ゼブラは。父に言い聞かされたホッセイニ一族第一の戒め「おまえは文学以外の何ものをも愛してはならない」に固く縛られている。また厳しい文学修行を通じて、その場しのぎの無内容な会話というものができない。バルセロナの空港へ迎えに来てくれたルード・ベンボを一目見るなり強く惹かれるのだが、気持ちを素直に表せない。相手の言葉の誤用を質したり、シェイクスピアやダンテを引用してみたり。このちぐはぐな会話が滑稽で、つい笑ってしまうのだが、笑われているのは果たしてどちらだろう。
「でも、セックスのためのセックスはありだし、それはすべきだと思う。形而上学的な意味では、私は既にあなたという重荷を肩の上に担いでいるのだから、セックスのときは私が上にならせてもらう」。道端で初対面の相手にこんなことをいう。万事がこの調子。空気なんか端から読む気はないし、常に上から目線で相手と接するから、言葉は切り口上になる。それが災いして、二人はなかなか理解し合えない。セックスはできるのに、ルードが求める愛には応じられない。
父による呪縛でごちごちに凝り固まった若い女性のアイデンティティは、一族の負の遺産であり、人間を蔑視した父の憎悪を引き継いでいる。しかし、それだけではない。
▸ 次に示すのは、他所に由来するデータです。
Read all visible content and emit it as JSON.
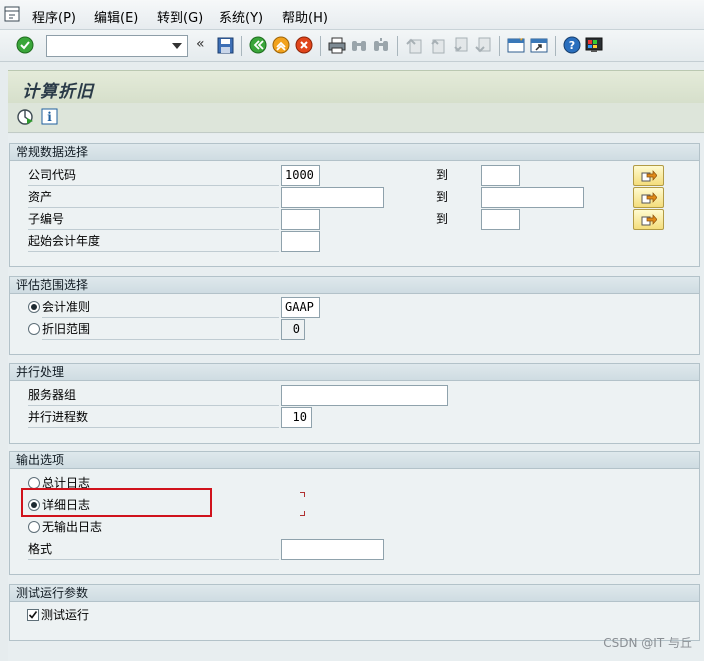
{
  "menu": {
    "items": [
      "程序(P)",
      "编辑(E)",
      "转到(G)",
      "系统(Y)",
      "帮助(H)"
    ]
  },
  "toolbar": {
    "command_value": "",
    "back_glyph": "«"
  },
  "screen": {
    "title": "计算折旧"
  },
  "groups": {
    "general": {
      "title": "常规数据选择",
      "company_code_label": "公司代码",
      "company_code_value": "1000",
      "asset_label": "资产",
      "subnumber_label": "子编号",
      "fiscal_year_label": "起始会计年度",
      "to_label": "到"
    },
    "valuation": {
      "title": "评估范围选择",
      "accounting_principle_label": "会计准则",
      "accounting_principle_value": "GAAP",
      "depreciation_area_label": "折旧范围",
      "depreciation_area_value": "0"
    },
    "parallel": {
      "title": "并行处理",
      "server_group_label": "服务器组",
      "server_group_value": "",
      "process_count_label": "并行进程数",
      "process_count_value": "10"
    },
    "output": {
      "title": "输出选项",
      "summary_log_label": "总计日志",
      "detail_log_label": "详细日志",
      "no_log_label": "无输出日志",
      "format_label": "格式",
      "selected": "detail_log"
    },
    "test": {
      "title": "测试运行参数",
      "test_run_label": "测试运行",
      "test_run_checked": true
    }
  },
  "watermark": "CSDN @IT 与丘",
  "colors": {
    "highlight": "#d0121b",
    "execute_green": "#2e9a2e",
    "multi_button_yellow": "#f4dd7c"
  }
}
貧苦と孤独な生活を強いられながら、自分を育てるための栄養を摂るようにして、脳内に取り込んだ、世界屈指の文学者の思惟や警句がゼブラの中で互いに響き合って、次から次へと独自の新しい発見、発想が飛び出してくる。この目くるめくようなアイデンティティの変容には驚かされる。
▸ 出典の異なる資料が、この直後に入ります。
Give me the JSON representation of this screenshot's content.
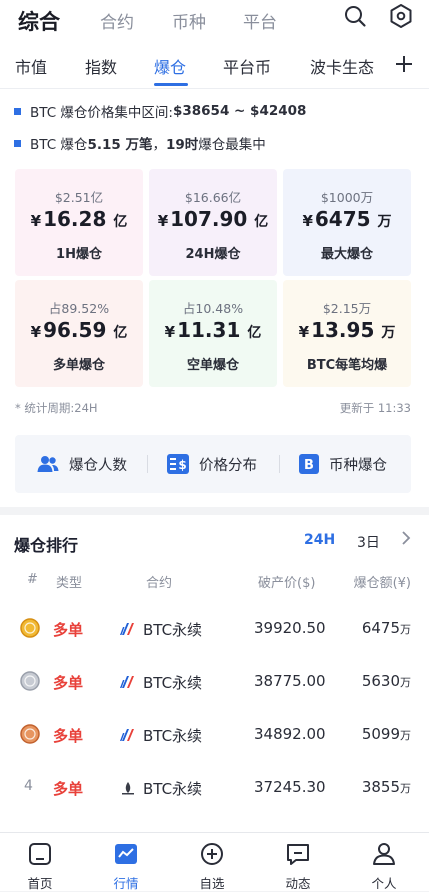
{
  "top_tabs": [
    {
      "label": "综合",
      "active": true
    },
    {
      "label": "合约",
      "active": false
    },
    {
      "label": "币种",
      "active": false
    },
    {
      "label": "平台",
      "active": false
    }
  ],
  "sub_tabs": [
    {
      "label": "市值",
      "active": false
    },
    {
      "label": "指数",
      "active": false
    },
    {
      "label": "爆仓",
      "active": true
    },
    {
      "label": "平台币",
      "active": false
    },
    {
      "label": "波卡生态",
      "active": false
    }
  ],
  "info": {
    "line1_prefix": "BTC 爆仓价格集中区间: ",
    "line1_range": "$38654 ~ $42408",
    "line2_prefix": "BTC 爆仓 ",
    "line2_count": "5.15 万笔",
    "line2_mid": "，",
    "line2_hour": "19时",
    "line2_suffix": " 爆仓最集中"
  },
  "stats": [
    {
      "small": "$2.51亿",
      "currency": "¥",
      "value": "16.28",
      "unit": "亿",
      "label": "1H爆仓",
      "bg": "#fdf1f7"
    },
    {
      "small": "$16.66亿",
      "currency": "¥",
      "value": "107.90",
      "unit": "亿",
      "label": "24H爆仓",
      "bg": "#f7f0fa"
    },
    {
      "small": "$1000万",
      "currency": "¥",
      "value": "6475",
      "unit": "万",
      "label": "最大爆仓",
      "bg": "#f0f3fc"
    },
    {
      "small": "占89.52%",
      "currency": "¥",
      "value": "96.59",
      "unit": "亿",
      "label": "多单爆仓",
      "bg": "#fdf2f1"
    },
    {
      "small": "占10.48%",
      "currency": "¥",
      "value": "11.31",
      "unit": "亿",
      "label": "空单爆仓",
      "bg": "#f1faf3"
    },
    {
      "small": "$2.15万",
      "currency": "¥",
      "value": "13.95",
      "unit": "万",
      "label": "BTC每笔均爆",
      "bg": "#fdf9ef"
    }
  ],
  "footer": {
    "period": "* 统计周期:24H",
    "updated": "更新于 11:33"
  },
  "tools": [
    {
      "label": "爆仓人数",
      "icon": "users-icon"
    },
    {
      "label": "价格分布",
      "icon": "price-distribution-icon"
    },
    {
      "label": "币种爆仓",
      "icon": "coin-b-icon"
    }
  ],
  "ranking": {
    "title": "爆仓排行",
    "range_24h": "24H",
    "range_3d": "3日",
    "headers": [
      "#",
      "类型",
      "合约",
      "破产价($)",
      "爆仓额(¥)"
    ],
    "rows": [
      {
        "rank": "1",
        "medal": "gold",
        "type": "多单",
        "contract": "BTC永续",
        "price": "39920.50",
        "amount": "6475",
        "unit": "万",
        "exchange": "huobi"
      },
      {
        "rank": "2",
        "medal": "silver",
        "type": "多单",
        "contract": "BTC永续",
        "price": "38775.00",
        "amount": "5630",
        "unit": "万",
        "exchange": "huobi"
      },
      {
        "rank": "3",
        "medal": "bronze",
        "type": "多单",
        "contract": "BTC永续",
        "price": "34892.00",
        "amount": "5099",
        "unit": "万",
        "exchange": "huobi"
      },
      {
        "rank": "4",
        "medal": "",
        "type": "多单",
        "contract": "BTC永续",
        "price": "37245.30",
        "amount": "3855",
        "unit": "万",
        "exchange": "okex"
      }
    ]
  },
  "bottom_nav": [
    {
      "label": "首页",
      "icon": "home-icon",
      "active": false
    },
    {
      "label": "行情",
      "icon": "market-chart-icon",
      "active": true
    },
    {
      "label": "自选",
      "icon": "add-circle-icon",
      "active": false
    },
    {
      "label": "动态",
      "icon": "message-icon",
      "active": false
    },
    {
      "label": "个人",
      "icon": "person-icon",
      "active": false
    }
  ],
  "colors": {
    "accent": "#2e6fe3",
    "long": "#e8413a",
    "text": "#1e2130",
    "muted": "#8a8f9c"
  }
}
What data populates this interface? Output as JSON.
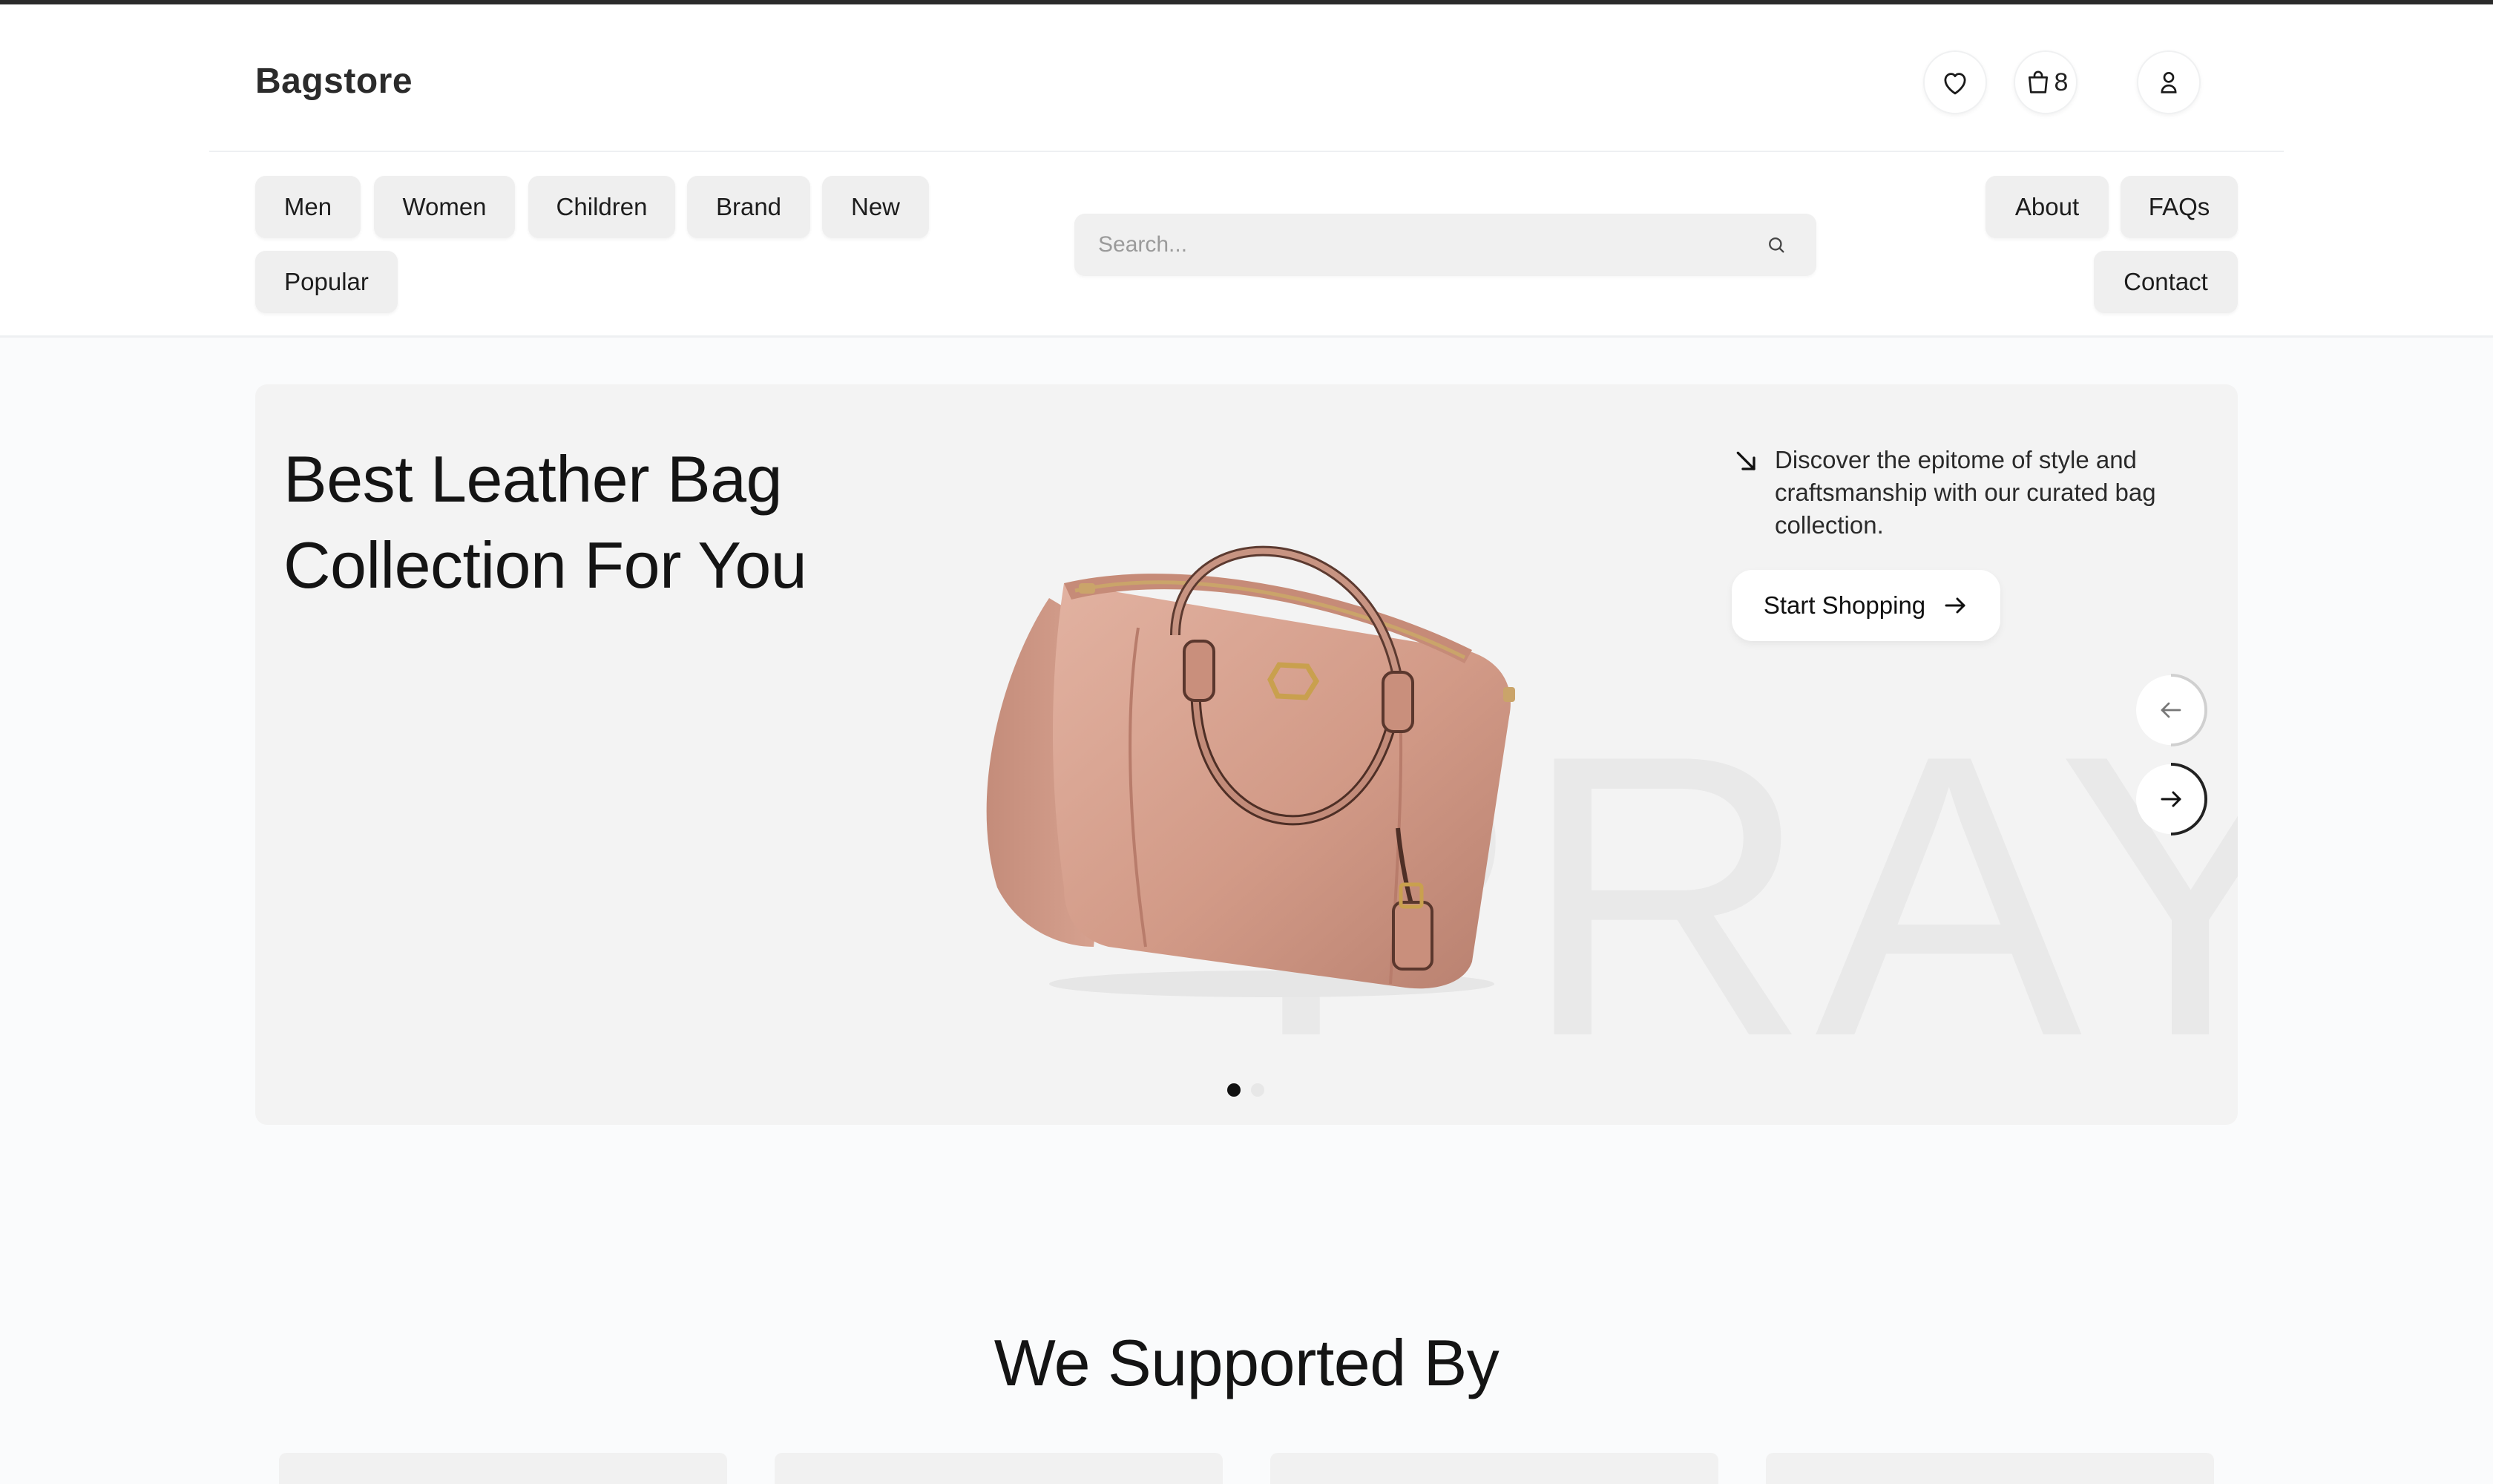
{
  "brand": {
    "name": "Bagstore"
  },
  "header": {
    "cart_count": "8",
    "nav_left": [
      "Men",
      "Women",
      "Children",
      "Brand",
      "New",
      "Popular"
    ],
    "nav_right": [
      "About",
      "FAQs",
      "Contact"
    ],
    "search": {
      "placeholder": "Search..."
    }
  },
  "hero": {
    "title_line1": "Best Leather Bag",
    "title_line2": "Collection For You",
    "watermark": "PRAYU",
    "description": "Discover the epitome of style and craftsmanship with our curated bag collection.",
    "cta_label": "Start Shopping",
    "slides_total": 2,
    "slide_active": 1
  },
  "supported": {
    "title": "We Supported By",
    "cards": 4
  },
  "colors": {
    "accent_dark": "#111111",
    "chip_bg": "#efefef",
    "hero_bg": "#f3f3f3",
    "bag": "#d8a190"
  },
  "icons": [
    "heart-icon",
    "shopping-bag-icon",
    "user-icon",
    "search-icon",
    "arrow-down-right-icon",
    "arrow-right-icon",
    "arrow-left-icon"
  ]
}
「亡命」という主題を抜きにしてそれを語ることはできない。ゼブラはどこへ行くにも死んだ父のトランクを持ち歩く。そこには一族の家訓を描いた絵やサモワールといった日用品とともに『神曲』や『オデュッセイア』が入っている。ゼブラはそれを「私の過去の遺骸(なきがら)」と呼ぶ。曲がりなりにも、自分の国というものがあり、読もうと思って手を伸ばせばそこに本がある。それが当たり前だと思っていた。しかし、遍歴を定めとする亡命者に書庫はない。文学は予め自分の中に入っていなければならないのだ。実在する本は、時折り開いて、そこにあることを確かめるよすがなのかもしれない。